🤖 AI Summary
This work addresses the limited inference-time performance gains in text-to-image generation, which traditionally rely on massive sampling and costly model retraining. We propose an inference-time scaling method that requires no model retraining. Its core innovation is the first integration of *in-context self-reflection* into diffusion Transformers (DiTs), enabling active, controllable, few-shot iterative refinement via multi-step in-context example learning, textual feedback encoding, and conditional regeneration—leveraging historical generations and defect feedback. Unlike passive best-of-N sampling, our approach supports adaptive optimization with minimal overhead and maintains compatibility with mainstream diffusion models (e.g., SANA).
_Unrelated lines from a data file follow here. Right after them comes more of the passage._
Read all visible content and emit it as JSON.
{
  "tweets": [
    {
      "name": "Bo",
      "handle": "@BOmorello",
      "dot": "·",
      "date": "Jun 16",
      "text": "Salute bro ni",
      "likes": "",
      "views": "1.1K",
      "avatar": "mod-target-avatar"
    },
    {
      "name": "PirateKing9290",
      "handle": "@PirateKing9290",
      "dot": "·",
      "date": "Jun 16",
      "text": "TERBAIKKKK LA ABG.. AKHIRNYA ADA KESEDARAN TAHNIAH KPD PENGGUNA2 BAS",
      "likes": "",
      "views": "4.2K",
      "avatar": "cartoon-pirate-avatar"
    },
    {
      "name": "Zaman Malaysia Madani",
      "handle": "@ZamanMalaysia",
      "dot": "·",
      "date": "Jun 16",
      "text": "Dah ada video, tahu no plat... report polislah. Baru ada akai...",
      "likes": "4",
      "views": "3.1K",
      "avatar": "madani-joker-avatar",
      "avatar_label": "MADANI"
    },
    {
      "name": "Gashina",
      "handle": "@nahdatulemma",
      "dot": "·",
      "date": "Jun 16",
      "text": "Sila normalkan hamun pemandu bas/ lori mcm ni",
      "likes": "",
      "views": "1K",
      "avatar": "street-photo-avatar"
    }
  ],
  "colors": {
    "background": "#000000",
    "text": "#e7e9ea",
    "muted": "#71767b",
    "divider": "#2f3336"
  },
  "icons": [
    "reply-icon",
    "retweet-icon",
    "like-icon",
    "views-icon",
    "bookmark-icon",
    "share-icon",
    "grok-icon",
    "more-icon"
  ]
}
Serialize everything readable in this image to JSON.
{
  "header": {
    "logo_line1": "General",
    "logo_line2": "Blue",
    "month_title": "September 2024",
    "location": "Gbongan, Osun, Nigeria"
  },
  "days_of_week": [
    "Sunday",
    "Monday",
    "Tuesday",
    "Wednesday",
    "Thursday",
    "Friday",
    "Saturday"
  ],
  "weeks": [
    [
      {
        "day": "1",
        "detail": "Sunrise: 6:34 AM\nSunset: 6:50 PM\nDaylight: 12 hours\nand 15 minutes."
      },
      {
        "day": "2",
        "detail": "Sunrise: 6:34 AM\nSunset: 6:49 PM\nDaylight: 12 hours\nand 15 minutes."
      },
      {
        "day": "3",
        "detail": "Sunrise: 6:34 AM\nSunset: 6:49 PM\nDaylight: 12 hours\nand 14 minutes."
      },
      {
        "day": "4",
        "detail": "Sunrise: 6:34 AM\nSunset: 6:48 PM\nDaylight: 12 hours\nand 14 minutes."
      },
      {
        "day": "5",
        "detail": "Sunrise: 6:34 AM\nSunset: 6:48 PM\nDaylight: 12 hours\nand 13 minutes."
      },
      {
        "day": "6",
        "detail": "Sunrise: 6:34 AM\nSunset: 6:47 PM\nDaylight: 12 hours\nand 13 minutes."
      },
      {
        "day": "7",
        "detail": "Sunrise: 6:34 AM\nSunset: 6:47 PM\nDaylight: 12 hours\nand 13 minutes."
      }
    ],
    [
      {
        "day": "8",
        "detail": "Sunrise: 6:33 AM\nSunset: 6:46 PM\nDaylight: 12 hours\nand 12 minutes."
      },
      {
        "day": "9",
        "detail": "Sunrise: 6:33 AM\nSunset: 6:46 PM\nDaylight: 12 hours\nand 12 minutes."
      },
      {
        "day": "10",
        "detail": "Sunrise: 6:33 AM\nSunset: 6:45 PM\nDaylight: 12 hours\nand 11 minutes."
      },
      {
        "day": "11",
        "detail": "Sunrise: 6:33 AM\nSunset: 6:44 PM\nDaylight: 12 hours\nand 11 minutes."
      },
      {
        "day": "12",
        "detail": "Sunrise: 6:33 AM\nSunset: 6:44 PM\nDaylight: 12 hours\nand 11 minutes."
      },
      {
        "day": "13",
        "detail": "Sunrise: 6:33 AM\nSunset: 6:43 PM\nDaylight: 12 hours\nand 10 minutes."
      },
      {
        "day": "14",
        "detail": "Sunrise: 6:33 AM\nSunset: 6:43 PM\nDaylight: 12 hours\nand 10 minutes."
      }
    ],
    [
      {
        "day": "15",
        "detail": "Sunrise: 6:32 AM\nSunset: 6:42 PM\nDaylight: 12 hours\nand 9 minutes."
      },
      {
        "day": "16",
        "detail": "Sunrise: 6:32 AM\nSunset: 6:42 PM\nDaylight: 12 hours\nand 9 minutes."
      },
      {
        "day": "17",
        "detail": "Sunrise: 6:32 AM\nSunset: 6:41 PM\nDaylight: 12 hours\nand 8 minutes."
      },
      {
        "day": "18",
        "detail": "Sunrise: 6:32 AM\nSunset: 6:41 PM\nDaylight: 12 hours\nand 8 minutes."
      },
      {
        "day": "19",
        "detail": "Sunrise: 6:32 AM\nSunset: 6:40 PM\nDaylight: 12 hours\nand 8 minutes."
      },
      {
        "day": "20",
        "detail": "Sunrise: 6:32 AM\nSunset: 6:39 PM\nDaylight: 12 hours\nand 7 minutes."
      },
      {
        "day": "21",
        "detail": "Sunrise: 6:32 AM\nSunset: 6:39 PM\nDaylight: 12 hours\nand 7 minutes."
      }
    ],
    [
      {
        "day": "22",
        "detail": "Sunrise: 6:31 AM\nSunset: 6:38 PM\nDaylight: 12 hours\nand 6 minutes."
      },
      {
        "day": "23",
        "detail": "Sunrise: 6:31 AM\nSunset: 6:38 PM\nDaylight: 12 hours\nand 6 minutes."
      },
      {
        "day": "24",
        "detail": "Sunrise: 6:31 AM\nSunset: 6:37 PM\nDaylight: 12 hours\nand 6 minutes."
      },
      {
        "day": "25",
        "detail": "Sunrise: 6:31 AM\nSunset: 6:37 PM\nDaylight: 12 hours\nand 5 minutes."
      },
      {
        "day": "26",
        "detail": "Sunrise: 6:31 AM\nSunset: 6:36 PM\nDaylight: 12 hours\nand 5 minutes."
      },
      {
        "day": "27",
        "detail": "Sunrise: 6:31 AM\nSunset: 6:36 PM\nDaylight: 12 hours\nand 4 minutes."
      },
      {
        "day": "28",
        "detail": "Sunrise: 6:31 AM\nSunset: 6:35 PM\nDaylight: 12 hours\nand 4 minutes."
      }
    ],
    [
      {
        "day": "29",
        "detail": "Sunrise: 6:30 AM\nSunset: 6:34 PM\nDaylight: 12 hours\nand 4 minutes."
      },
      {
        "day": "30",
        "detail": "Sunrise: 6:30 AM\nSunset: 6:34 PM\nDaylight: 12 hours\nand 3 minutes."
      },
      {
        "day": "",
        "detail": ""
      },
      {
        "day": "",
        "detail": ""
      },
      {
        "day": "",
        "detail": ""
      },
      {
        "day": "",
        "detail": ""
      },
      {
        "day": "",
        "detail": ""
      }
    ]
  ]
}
On the GenEval benchmark, it achieves a +0.19 relative improvement, attaining a new state-of-the-art score of 0.81 using only 20 samples per prompt—surpassing the best-of-N result from a 4.8B-parameter model using 2048 samples.
📝 Abstract
The predominant approach to advancing text-to-image generation has been training-time scaling, where larger models are trained on more data using greater computational resources. While effective, this approach is computationally expensive, leading to growing interest in inference-time scaling to improve performance. Currently, inference-time scaling for text-to-image diffusion models is largely limited to best-of-N sampling, where multiple images are generated per prompt and a selection model chooses the best output. Inspired by the recent success of reasoning models like DeepSeek-R1 in the language domain, we introduce an alternative to naive best-of-N sampling by equipping text-to-image Diffusion Transformers with in-context reflection capabilities. We propose Reflect-DiT, a method that enables Diffusion Transformers to refine their generations using in-context examples of previously generated images alongside textual feedback describing necessary improvements. Instead of passively relying on random sampling and hoping for a better result in a future generation, Reflect-DiT explicitly tailors its generations to address specific aspects requiring enhancement. Experimental results demonstrate that Reflect-DiT improves performance on the GenEval benchmark (+0.19) using SANA-1.0-1.6B as a base model. Additionally, it achieves a new state-of-the-art score of 0.81 on GenEval while generating only 20 samples per prompt, surpassing the previous best score of 0.80, which was obtained using a significantly larger model (SANA-1.5-4.8B) with 2048 samples under the best-of-N approach.